Imagine a father and daughter, talking about the daughter’s goals in life. “I want to be Ms College Queen,” says the young girl to her daddy. “Well, honey,” her father says, “I’m sorry, but you’re fat, and unless you lose weight you’re considered unattractive so maybe you should just aspire to be SGA president instead.”
Of course, no father, unless he has serious mental problems, would say that to his daughter. So why is it so easy for us to say it about someone else’s daughter, someone else’s sister, or someone else’s role model?
Today I was perusing one of my daily reads, the Tallahassee Democrat FAMU Sports message board, and it caught my eye: another insulting shot at black women. Now, this MB has frequently crossed the line of decency, in my opinion, as it relates to black women. But this conversation was the straw that broke the camel’s back.

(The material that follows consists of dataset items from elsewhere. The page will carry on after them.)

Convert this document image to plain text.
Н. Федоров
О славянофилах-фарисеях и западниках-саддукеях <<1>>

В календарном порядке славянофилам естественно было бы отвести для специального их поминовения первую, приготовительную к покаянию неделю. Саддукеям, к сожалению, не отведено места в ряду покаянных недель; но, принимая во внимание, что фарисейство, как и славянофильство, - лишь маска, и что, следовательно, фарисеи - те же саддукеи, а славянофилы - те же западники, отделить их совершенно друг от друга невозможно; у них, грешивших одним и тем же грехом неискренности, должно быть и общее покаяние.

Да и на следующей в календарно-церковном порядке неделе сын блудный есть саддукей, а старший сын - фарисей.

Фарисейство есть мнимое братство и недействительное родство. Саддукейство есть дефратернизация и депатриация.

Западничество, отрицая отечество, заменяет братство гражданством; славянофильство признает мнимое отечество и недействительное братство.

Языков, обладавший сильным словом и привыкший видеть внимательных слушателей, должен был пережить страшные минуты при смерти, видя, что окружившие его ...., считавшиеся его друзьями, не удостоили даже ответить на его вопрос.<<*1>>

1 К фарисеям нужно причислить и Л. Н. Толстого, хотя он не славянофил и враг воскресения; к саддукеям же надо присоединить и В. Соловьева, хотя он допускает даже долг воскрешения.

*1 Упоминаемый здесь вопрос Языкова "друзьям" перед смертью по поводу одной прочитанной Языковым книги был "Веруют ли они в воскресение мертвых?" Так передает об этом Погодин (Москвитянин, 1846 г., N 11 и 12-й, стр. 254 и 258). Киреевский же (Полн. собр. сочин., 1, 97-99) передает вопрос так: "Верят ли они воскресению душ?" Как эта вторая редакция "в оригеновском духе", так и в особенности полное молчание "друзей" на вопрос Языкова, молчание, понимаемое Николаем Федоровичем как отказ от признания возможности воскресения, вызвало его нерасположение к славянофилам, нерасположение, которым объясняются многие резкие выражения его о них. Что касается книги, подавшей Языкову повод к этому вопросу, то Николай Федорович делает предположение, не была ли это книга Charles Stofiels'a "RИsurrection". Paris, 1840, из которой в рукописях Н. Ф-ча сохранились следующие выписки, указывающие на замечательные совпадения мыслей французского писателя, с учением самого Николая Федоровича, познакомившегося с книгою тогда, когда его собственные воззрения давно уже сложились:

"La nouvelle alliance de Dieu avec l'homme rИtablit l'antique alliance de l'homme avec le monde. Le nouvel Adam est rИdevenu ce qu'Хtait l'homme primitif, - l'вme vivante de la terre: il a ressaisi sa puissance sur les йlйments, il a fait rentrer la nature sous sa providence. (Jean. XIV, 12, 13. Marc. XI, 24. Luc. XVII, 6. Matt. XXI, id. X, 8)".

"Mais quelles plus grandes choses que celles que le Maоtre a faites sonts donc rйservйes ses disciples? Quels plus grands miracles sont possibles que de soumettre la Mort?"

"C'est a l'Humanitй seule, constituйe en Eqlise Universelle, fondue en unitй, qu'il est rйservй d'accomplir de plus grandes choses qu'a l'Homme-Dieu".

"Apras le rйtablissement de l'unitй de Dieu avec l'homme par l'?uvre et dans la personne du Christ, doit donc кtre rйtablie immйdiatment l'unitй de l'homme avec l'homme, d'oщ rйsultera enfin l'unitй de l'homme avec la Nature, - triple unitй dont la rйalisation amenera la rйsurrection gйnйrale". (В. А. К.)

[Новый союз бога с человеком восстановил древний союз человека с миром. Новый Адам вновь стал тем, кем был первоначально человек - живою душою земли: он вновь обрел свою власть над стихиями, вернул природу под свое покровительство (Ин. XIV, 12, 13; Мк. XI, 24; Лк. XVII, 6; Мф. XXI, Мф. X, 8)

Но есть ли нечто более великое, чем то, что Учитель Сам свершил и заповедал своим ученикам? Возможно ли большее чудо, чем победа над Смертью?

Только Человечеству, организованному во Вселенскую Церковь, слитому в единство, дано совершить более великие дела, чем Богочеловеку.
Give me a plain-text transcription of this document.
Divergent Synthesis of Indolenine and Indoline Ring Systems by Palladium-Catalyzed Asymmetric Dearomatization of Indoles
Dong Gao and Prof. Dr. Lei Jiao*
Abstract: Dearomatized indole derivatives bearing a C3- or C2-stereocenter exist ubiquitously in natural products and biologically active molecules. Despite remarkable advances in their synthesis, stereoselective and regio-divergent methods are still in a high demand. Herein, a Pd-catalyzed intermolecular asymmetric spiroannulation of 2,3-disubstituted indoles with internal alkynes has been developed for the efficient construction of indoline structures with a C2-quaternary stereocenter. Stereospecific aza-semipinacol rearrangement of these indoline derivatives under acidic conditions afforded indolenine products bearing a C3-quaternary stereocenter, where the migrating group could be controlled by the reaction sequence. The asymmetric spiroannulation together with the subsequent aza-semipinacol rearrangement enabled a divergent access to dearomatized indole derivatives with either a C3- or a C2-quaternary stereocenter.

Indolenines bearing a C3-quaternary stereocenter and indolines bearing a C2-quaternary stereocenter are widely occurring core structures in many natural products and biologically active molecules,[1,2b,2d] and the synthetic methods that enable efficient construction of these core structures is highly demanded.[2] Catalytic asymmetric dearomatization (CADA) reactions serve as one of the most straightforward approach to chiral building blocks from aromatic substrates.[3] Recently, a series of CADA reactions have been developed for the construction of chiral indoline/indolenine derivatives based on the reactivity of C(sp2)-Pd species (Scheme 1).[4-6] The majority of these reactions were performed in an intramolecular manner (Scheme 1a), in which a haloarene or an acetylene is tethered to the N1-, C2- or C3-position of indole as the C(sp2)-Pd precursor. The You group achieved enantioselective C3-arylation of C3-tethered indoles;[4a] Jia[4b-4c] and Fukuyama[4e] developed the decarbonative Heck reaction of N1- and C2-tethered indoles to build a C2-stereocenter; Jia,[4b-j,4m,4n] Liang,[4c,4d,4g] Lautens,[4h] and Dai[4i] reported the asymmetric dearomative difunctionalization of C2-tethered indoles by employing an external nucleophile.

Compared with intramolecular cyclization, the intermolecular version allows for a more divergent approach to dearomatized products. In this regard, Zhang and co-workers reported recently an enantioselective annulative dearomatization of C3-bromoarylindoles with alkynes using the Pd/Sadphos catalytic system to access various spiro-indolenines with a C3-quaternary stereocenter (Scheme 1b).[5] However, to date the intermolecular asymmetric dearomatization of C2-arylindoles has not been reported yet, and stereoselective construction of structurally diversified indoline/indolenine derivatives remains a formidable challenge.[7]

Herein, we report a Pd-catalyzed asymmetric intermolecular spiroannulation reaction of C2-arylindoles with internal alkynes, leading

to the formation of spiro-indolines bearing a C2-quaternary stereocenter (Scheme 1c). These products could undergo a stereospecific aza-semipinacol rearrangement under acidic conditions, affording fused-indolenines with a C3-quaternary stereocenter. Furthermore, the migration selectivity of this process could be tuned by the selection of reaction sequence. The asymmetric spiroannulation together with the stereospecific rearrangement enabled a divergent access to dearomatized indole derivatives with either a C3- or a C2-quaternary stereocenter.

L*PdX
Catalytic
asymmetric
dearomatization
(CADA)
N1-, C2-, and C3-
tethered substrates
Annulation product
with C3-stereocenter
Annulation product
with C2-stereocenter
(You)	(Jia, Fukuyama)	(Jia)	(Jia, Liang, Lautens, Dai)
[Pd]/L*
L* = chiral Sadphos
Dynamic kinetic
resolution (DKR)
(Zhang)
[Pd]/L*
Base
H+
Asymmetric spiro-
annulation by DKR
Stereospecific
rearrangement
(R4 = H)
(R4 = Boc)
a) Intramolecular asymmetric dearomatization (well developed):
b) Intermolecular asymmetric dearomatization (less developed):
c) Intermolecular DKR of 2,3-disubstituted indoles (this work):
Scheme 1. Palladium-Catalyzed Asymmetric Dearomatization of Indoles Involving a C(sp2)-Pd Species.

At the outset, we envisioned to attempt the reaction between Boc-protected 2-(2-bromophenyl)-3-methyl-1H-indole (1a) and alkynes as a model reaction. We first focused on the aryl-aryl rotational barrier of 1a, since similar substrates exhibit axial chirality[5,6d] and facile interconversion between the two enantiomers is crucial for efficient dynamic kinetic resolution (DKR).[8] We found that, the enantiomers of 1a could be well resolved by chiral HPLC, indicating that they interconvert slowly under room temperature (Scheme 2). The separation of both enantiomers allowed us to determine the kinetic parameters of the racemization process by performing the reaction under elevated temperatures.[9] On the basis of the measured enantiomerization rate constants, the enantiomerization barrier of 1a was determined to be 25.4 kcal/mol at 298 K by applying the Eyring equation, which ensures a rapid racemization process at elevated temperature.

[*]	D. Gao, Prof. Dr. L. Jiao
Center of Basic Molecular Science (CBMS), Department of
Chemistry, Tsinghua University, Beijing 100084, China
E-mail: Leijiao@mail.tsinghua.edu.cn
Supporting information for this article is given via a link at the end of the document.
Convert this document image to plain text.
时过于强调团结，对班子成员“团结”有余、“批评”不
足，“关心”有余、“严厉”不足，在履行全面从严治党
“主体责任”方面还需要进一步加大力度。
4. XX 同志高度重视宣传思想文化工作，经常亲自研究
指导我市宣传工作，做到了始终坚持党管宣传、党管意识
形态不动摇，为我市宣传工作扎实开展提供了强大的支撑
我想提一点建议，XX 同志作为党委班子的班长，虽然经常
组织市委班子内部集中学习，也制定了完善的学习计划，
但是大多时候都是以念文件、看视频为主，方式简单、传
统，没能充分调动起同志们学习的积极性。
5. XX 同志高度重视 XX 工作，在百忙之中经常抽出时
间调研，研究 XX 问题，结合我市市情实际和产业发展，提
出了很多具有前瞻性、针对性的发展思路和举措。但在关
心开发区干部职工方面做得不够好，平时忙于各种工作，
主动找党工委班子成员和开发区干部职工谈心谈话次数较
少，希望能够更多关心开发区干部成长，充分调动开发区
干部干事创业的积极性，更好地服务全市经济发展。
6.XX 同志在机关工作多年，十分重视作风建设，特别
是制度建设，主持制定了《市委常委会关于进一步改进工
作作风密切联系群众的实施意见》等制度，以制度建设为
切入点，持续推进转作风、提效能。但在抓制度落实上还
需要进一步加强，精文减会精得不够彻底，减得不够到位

The conversation started out OK, with a sort of congratulations to FAMU for having this year’s Ms FAMU featured prominently in Ebony’s yearly College Queens section. But from there, it went downhill. One poster remarked that is was nice that FAMU had finally returned to some “normalcy” with this year’s selection (last year’s Ms FAMU was overweight). Someone else went on to remark “…I don't understand the purpose of electing an unattractive "beauty" queen.” WHOSE view of beauty are we looking at?
When the former Ms FAMU, my soror, was selected, I was proud. Not because we are in the same sorority, but because it showed me that maybe we were growing up, that maybe we were on the right track to loving and appreciating our black women in whatever shape, color or package she came in. I guess I was wrong.
Black women have been told by mainstream society for years how we were to look, and now our safe haven, the black man, is making us feel like we’re not good enough. My good friend, RR2, put it best in an e-mail:
“Women really have no chance in our community, because our own standards are so screwed up. (Men) objectify women from the womb because that’s what everyone tells them to do. Then, they wonder why the women they’re with can’t feel comfortable. She’s trying to compete with other breasts, thighs, waists and booties instead of building something with the man she’s with and fully loving herself. So, she’s eating twigs and berries, being mad because she really wants to eat the steak she served him and growing more and more resentful. “
For every man who has heard, “Do I look fat in this” or “Does this make my butt look big” or something similar, ask yourself if you might have prompted the question. Ask yourself if perhaps your own unrealistic view of beauty is contributing to your girlfriend/spouse or child’s low self esteem.
My younger sister, at age 12 was chubby. She felt down about herself because she didn’t look like the women on TV who everyone seemed to fawn over. I told her she was beautiful, not because she is my sister, but because it’s true. She has since lost weight playing sports but she was beautiful before, is still beautiful, and will continue to be, even if she gains weight. I just hope when she grows up, she won’t let any man – or anyone else for that matter – make her believe otherwise.